Découverte archéologique : l'Algérie, un autre berceau de l'humanité ?
Archéologie | Une découverte archéologique incroyable a été faite récemment en Algérie, qui repousserait de 600 000 ans la présence de l'hominidé en Afrique du nord.
Une récente découverte archéologique dans la région de Sétif en Algérie informe sur les migrations anciennes des êtres humains, d'une zone à l'autre du monde : d'Afrique orientale à Afrique du nord, et jusqu'à l'Europe. C'est la première fois qu'on découvre des outils aussi anciens dans le bassin méditerranéen. Jusqu'à présent on n’en trouvait qu’en Afrique orientale. Cette découverte repousse de 600 000 ans l’arrivée des hommes en Algérie. Avec Brigitte Senut, professeure de paléontologie au Muséum National d’Histoire Naturelle.
Brigitte Senut : Les découvertes d'outils très anciens dans le nord de l'Afrique nous questionnent sur les migrations des hommes de l'Afrique vers l'Europe. Il y a quelques jours on annonçait la découverte d'outils taillés très anciens, jusqu'à 2,4 millions d'années dans le nord de l'Afrique, en Algérie, dans la région de l'Aïn Hanesh, sur le site de l'Aïn Boucherit en particulier.
Que nous révèle cette découverte ?
Brigitte Senut : Alors que les hominoïdes étaient répandus sur le continent africain, on a focalisé sur l'Afrique orientale. Mais ça veut dire aussi que ces hominoïdes d'Afrique australe ont certainement évolué : se sont-ils éteints sur place, ont-ils évolué vers d'autres régions, comme le Gabon, l'Angola, l'Afrique Occidentale, où là on connait très peu de choses ? Mais en tout cas, cette découverte de l'Aïn Boucherit nous remet en mémoire le fait que c'est un homme migrant qui se déplace et qui n'est pas restreint, contraint à une région précise.
À quand remontent les premières migrations ?
Brigitte Senut : On disait classiquement que c'était 1,5 million d'années, que c'était l'Homo erectus ou l'Homo ergaster qui allait peupler le monde. Alors ça, en termes même d'évolution c'est complètement fou, parce que ce n'est pas UN homme qui va partir peupler le monde. Ce sont des populations pendant des dizaines de milliers d'années voire des millions d'années qui vont migrer ailleurs. Puis certains vont atteindre le sud de l'Europe et ils vont se développer.

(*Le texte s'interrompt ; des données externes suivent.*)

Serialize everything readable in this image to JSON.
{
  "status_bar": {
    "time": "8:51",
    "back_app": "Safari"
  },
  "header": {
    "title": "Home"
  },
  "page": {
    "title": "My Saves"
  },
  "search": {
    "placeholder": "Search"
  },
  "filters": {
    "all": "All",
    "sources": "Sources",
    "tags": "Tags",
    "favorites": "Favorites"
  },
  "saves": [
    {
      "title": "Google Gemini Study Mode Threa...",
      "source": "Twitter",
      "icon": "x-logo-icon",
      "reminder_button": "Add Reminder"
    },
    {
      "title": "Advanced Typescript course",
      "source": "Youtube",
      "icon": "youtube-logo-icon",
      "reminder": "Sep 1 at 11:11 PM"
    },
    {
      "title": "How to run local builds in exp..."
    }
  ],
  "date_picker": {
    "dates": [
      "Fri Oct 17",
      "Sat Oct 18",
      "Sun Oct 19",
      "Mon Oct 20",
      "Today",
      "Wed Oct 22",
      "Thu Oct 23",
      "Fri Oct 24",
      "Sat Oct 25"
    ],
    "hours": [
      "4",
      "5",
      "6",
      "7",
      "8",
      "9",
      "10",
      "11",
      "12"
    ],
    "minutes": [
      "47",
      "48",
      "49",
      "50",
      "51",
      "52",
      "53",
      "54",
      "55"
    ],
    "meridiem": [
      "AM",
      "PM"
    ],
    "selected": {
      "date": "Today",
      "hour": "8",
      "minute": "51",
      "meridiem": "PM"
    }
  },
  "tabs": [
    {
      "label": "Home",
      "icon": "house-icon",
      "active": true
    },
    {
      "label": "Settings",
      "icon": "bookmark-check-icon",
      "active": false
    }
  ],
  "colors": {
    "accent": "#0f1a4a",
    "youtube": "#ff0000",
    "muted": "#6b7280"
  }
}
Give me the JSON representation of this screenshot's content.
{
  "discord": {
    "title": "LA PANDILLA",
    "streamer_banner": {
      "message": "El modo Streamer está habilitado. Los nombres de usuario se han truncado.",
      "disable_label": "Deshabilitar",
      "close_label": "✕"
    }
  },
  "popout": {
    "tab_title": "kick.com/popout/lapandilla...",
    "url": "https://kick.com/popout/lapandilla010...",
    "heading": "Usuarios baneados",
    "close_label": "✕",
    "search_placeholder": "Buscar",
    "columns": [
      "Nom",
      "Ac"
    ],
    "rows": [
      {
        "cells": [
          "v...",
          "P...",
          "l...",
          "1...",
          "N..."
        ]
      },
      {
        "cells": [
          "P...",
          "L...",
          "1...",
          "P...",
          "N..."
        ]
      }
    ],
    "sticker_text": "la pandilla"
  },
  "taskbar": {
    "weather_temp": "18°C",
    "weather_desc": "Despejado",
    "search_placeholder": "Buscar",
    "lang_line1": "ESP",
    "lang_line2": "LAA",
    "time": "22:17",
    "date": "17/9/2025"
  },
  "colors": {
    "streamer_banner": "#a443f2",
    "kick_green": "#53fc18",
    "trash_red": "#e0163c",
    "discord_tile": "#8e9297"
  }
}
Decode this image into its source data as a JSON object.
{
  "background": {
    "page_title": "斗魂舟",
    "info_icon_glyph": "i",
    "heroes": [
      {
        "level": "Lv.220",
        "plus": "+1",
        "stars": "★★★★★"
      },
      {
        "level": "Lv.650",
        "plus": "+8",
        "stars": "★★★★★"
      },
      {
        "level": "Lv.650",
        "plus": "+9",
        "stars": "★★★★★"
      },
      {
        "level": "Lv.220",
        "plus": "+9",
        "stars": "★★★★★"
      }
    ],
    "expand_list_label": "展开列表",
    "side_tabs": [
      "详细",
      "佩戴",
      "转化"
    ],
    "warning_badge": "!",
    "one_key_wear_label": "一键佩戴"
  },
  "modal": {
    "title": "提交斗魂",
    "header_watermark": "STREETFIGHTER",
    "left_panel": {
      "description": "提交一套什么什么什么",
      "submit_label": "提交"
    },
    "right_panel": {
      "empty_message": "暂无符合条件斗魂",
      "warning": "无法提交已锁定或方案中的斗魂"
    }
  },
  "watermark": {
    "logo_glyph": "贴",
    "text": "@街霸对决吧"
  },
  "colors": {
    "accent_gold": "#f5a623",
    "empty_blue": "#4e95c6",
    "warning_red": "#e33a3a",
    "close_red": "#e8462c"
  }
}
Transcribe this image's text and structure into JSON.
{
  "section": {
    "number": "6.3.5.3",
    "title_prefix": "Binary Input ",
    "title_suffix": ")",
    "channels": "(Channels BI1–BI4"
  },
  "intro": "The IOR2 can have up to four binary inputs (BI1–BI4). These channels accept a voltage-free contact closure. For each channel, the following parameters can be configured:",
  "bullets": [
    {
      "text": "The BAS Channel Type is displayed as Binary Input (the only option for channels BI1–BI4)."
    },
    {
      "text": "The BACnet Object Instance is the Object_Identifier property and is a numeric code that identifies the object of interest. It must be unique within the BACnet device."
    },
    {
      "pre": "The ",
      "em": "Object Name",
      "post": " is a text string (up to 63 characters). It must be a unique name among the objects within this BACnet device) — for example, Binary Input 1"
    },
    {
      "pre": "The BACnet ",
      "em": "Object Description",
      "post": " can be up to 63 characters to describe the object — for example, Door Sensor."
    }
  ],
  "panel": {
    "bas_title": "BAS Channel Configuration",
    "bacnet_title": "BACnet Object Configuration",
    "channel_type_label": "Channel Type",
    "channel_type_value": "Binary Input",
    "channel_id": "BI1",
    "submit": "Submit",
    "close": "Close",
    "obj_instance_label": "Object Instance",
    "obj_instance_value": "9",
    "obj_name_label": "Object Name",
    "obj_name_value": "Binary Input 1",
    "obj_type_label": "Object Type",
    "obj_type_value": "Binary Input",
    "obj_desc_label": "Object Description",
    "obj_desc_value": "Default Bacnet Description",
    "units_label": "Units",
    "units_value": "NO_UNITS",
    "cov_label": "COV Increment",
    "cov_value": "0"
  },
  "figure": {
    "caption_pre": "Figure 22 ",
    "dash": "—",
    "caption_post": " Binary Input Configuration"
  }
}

Quel type d’outils a-t-on découvert ?
Brigitte Senut : Ce sont des outils classiques d'une culture qu'on a découverte à Olduvai en Tanzanie, donc c'est une culture ancienne qu'on a retrouvée au Kenya ou en Ethiopie, à Gona par exemple, mais également en Ouganda à Niabou vers 1,5 ou 1,8 million d’années. Alors parmi les outils ce sont en grande partie des noyaux de cailloux de calcaire qui ont été re-cassés, certains sur une face, d'autres un peu plus largement. Il y a des éclats et donc c'est relativement diversifié pour une culture très ancienne. Ça veut donc dire aussi qu'il y avait probablement consommation de viande, de moelle, et donc ça nous apporte quelque chose d'important sur la paléobiologie, le paléo-comportement de ces hominidés anciens en dehors de l'Afrique orientale.
Quelles étaient les routes de migration de ces hominidés ?
Brigitte Senut : Classiquement on envisageait la voie arabique par la péninsule arabe, mais deux autres voies se font jour : par le détroit de Gibraltar ou par la mer Rouge qui étaient des endroits où on pouvait passer facilement vu la chute des niveaux marins. Les hommes ont suivi probablement les animaux pour se nourrir. N'oublions pas que l'environnement dans la région d'Aïn Hanech et sur le site d'Aïn Boucherit en particulier était un milieu de savane humide donc était beaucoup plus humide que ce que l'on connaît aujourd'hui dans la région. C'était une région plus giboyeuse : on a des hippopotames, des antilopes... Donc c'était quelque chose d'important pour l'homme pour pouvoir se nourrir.